Sometimes, not often, but sometimes, Sherlock forgets. He'll storm in, fling his new jacket –leather, and not nearly as nice as his Belstaff- over the back of his chair before he yanks the door of the refrigerator open. He'll poke about for a moment, and then open his mouth and call out.

"John, we're out of milk again!" The words will slip out before he remembers, before reality crushes back on him and forces him to close the refrigerator and sink to the floor, limbs an akimbo mess about him.

There is a hollow ache filling his bones, a weariness that slumps his shoulders forward. He knows this is killing him, killing him slowly from the inside out. He can't keep this up, he really can't.

He still refuses to buy milk.


John never forgets, but now and again, instinct will override his pain and make him shout. Particularly after a long day at the surgery, when he's seen too much blood and pain to be fully thinking, he'll be rifling through the cupboards, searching for something, and he'll shout.

"Sherlock, where in the bloody hell did you put my mugs?"

Even as he says it, he knows that Sherlock is gone, gone where he cannot hear John's complaints or pleas. And so he pushes the feelings in, down to a place where they won't touch him until he goes to sleep.

But when he does sleep… the nightmares don't stop.


Mrs. Hudson doesn't say a word when there is sudden interest in 221C. The redheaded man looks familiar, but frankly she's tired of always being the caregiver, always mothering those who need it. And this man clearly needs none of her help. He works decent hours, keeps quiet, is always on time with the rent.

So if now again she thinks she can hear violin music straining up from his flat… well she puts it down to too much of her herbal soothers.


It's three a.m. Three. A. M. As in, three o'clock in the morning. John sleepily stumbles from his bed and into the flat proper.

"God dammit, Sherlock, I've work in the morning," he grumbles without a thought. The name on his tongue jerks him awake. But the violin music continues, still soft, but just loud enough to have woken him and bring him downstairs.

He can't resist.

He follows the music.


The door to 221C bangs open. Sherlock drops his bow, not in surprise per se; he'd heard the doctor's footsteps on the stairs, but more in excitement. He turns, a lie already half-formed on his lips, something that will make John safe once more, now that Sherlock has so selfishly endangered him, but one look at John's face and Sherlock falls silent.

"If you were trying to hide, playing an original piece wasn't your best plan." John breaks the silence, and Sherlock can't tell if he's angry, happy, hopeful… He can't read John, and that, more than anything, terrifies him.

For once, words fail him; leave his mind completely until his thoughts are reduced to simple feelings without sentences to rein them in. All he can see is John, all he can hear is John's breathing, and everything else is utterly inconsequential.

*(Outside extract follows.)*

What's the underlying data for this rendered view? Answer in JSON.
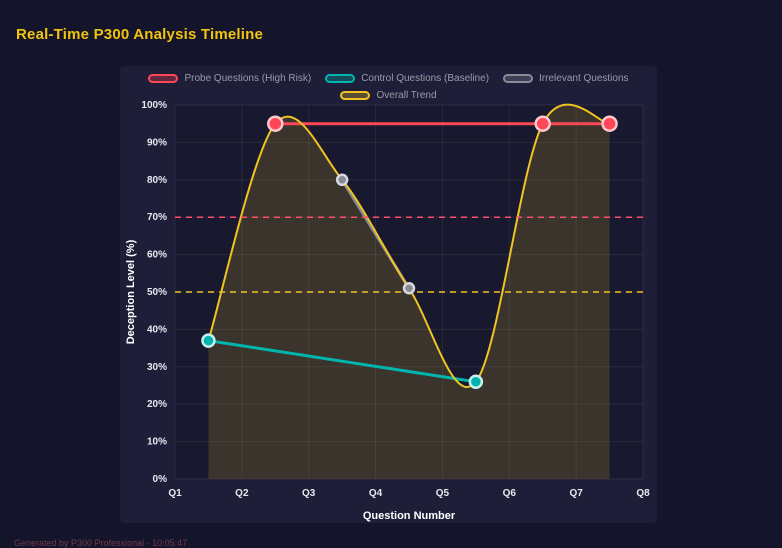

When she said she got all sorts, Mrs. Hudson meant it. Absolutely nothing could faze her at this point. Not the occasional shout for milk or tea mugs, regardless of whom they came from. Not music at all hours, or anxious pacing in the middle of the night. Not even shouts from the basement flat that sounded increasingly similar to rows overheard from the upstairs flat.

She's pleasantly pleased when the late-night pacing disappears along with that awful cane. And it certainly doesn't surprise her when a certain ginger tenant's hair has returned to black and the leather coat is exchanged for a long sweeping overcoat and fluffy blue scarf.

She's simply happy he's back safe, home in 221B where both her boys belong.